简语沈默了一会儿,她以前怎么不知道鲛人这么黏人。
“我就去拿药膏,马上就回来。”简语挣脱开鲛人的手,刚要迈开腿,衣角就被人扯住了。
鲛人依旧面无表情地看着简语,但水汪汪的眸子裏透着几抹委屈。
“……”
怎么有一股茶味?
看鲛人被折磨得不轻的份上,简语耐着性子跟她解释,“你放心,医疗包就在外面,我拿上就回来。
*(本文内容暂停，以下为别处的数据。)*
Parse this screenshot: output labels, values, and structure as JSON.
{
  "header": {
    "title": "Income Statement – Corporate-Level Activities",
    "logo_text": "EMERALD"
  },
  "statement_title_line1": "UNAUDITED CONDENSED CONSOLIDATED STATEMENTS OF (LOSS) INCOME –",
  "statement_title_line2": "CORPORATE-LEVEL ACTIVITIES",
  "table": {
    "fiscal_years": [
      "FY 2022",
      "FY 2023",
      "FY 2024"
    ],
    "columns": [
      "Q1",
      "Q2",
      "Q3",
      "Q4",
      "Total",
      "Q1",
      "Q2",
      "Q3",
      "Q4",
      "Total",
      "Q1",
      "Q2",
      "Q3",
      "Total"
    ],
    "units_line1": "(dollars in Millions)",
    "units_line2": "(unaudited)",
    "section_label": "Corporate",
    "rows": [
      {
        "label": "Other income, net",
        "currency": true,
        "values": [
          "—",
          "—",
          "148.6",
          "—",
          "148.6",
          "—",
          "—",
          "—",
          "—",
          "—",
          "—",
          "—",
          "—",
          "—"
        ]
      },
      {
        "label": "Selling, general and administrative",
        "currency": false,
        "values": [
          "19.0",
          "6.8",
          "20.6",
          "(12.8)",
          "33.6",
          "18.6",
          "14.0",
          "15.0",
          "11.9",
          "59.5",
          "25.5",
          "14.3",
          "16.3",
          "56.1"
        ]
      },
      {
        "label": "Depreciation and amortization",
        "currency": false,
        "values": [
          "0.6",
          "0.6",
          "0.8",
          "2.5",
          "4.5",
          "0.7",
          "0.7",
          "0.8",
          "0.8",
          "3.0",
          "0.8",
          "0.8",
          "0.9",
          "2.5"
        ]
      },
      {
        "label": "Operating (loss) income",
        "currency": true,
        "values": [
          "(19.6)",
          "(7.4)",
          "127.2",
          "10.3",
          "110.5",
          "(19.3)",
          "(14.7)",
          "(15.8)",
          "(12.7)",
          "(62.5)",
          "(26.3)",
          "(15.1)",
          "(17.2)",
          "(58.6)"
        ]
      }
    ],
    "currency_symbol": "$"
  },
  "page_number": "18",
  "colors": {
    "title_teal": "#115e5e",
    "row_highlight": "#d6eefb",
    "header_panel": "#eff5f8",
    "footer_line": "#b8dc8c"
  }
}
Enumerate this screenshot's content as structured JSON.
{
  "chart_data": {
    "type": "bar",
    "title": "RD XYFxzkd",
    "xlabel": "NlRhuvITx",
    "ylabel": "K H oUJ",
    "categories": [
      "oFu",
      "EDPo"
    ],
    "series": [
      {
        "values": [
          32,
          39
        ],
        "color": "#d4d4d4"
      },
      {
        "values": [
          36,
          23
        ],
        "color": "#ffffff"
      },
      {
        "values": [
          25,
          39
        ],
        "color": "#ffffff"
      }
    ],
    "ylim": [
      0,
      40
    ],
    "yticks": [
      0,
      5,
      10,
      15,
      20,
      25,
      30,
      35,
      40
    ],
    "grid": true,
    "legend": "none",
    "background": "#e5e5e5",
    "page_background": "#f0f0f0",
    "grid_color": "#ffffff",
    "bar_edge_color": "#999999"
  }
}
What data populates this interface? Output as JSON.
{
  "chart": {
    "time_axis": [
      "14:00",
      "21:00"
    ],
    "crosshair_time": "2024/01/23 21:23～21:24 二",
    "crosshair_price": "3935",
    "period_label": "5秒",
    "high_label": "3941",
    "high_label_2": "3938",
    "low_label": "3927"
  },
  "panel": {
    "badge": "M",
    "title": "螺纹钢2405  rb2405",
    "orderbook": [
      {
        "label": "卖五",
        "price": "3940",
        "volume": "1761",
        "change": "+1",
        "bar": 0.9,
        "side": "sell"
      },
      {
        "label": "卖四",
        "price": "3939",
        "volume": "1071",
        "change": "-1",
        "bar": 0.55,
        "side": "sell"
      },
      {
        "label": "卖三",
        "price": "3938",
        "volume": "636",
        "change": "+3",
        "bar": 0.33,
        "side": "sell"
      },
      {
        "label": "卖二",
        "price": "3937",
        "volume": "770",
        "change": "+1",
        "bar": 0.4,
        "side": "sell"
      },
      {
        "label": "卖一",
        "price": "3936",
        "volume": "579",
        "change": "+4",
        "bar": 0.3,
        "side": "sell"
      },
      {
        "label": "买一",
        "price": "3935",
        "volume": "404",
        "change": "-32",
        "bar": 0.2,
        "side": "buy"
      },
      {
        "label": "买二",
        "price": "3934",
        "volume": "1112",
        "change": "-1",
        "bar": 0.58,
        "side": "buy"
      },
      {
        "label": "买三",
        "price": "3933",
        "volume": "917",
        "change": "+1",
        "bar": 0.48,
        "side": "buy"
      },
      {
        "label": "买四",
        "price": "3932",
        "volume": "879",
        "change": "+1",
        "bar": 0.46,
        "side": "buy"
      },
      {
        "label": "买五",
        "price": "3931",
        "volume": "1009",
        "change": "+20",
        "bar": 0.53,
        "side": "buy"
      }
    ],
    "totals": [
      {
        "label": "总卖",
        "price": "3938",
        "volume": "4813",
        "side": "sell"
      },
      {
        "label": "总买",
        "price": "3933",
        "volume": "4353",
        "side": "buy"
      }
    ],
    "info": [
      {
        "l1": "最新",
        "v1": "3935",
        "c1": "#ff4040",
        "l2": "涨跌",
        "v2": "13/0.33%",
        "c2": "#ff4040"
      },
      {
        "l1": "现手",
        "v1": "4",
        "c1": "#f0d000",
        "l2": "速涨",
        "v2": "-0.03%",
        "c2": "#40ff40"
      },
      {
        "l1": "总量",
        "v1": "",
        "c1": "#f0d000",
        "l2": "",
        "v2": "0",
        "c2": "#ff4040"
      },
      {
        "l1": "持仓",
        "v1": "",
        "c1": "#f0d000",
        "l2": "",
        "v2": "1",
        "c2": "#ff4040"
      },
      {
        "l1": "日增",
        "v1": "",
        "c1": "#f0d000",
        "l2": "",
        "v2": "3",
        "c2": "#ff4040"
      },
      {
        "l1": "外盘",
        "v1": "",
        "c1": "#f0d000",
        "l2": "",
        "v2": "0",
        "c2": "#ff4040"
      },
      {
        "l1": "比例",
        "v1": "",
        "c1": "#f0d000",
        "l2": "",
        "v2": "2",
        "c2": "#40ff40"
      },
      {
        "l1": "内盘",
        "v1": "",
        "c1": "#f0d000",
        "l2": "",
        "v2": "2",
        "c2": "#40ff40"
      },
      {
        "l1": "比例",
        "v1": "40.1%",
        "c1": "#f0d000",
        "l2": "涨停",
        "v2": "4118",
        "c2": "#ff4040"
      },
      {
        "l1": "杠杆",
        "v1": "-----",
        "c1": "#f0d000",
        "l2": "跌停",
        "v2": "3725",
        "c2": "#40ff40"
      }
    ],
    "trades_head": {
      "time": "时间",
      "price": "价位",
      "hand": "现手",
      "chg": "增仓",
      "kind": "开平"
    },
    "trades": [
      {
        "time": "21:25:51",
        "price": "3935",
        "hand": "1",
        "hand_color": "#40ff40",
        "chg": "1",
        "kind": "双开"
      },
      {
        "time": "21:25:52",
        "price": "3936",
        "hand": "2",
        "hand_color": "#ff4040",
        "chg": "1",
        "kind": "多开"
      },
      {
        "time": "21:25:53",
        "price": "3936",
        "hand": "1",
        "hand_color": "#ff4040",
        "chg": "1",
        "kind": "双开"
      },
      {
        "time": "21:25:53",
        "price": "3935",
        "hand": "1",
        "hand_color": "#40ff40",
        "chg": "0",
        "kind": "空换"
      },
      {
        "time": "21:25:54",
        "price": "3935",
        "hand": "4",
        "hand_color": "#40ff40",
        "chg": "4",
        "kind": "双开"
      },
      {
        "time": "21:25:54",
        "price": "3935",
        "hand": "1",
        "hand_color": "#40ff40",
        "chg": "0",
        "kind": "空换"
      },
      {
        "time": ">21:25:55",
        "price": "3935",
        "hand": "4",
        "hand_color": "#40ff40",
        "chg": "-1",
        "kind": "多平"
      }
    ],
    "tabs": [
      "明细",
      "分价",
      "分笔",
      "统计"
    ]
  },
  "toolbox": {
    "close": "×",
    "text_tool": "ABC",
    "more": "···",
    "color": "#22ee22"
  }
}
”
鲛人不为所动,抿了抿性感的嘴唇,依旧直勾勾地盯着简语。
“……”
想到鲛人在塔裏傲世轻物的样子,再看看他如今这副可怜巴巴的样子,简语莫名有一种割裂感。
傲慕恢覆正常,恐怕会恨不得把这时候的自己掐死吧?
简语心中一软,正想妥协带着鲛人一起出去的时候,突然听到门口传来一声怒喝。
“傲慕,你个王八犊子,竟然敢打我家简语的註意!”红玥一进门就看到这个画面,一股怒气瞬间涌上心头,那是一种发现隔壁野猪试图拱自家水嫩嫩的大白菜的愤怒。
怒不可遏的红玥一把冲过来,扯开傲慕的手,双手抱胸,对傲慕怒目而视,仿佛护着是自家幼崽,随时准备战斗的老母鸡。
傲慕的神情在看见红玥时有片刻动容,但很快又恢覆正常,眸子依旧脉脉地看着简语。
红玥见傲慕死不悔改,气得牙痒痒。要是照她之前的脾气,遇到这种情况,早就不管不顾撸袖子揍人了。但无奈鲛人的伤势过于严峻,她也只能强压下脾气。
不过,仗着自己受伤就想占简语便宜,那就是痴心妄想。
红玥指尖一点,无数菌丝涌出,攀爬上旁边的抽屉,迅速从裏面拿出医疗包。
“不就是包扎伤口嘛,我最擅长了。”红玥拿着医疗包,皮笑肉不笑地朝傲慕走去。
不知是不是简语的错觉,她在傲慕那张一贯漠然的脸上看出了几分惊慌。
“要不还是我来……。”简语话还没说完,就被红玥的菌丝推了出去,门也啪嗒一声,当着简语的面关上了。
“扑通扑通——”
虽然裏面没有传来惨叫声,但各种水面拍打的声音却是络绎不绝。
“愿塔神与你同在,阿门。”
简语笑着摇头,转身准备再购买一批医疗用品。
家裏的伤患实在是太多了。
得好好养一下才得。
就在这时,光脑突然传来一道消息。
简语点开一看,眉头顿时拧在一起。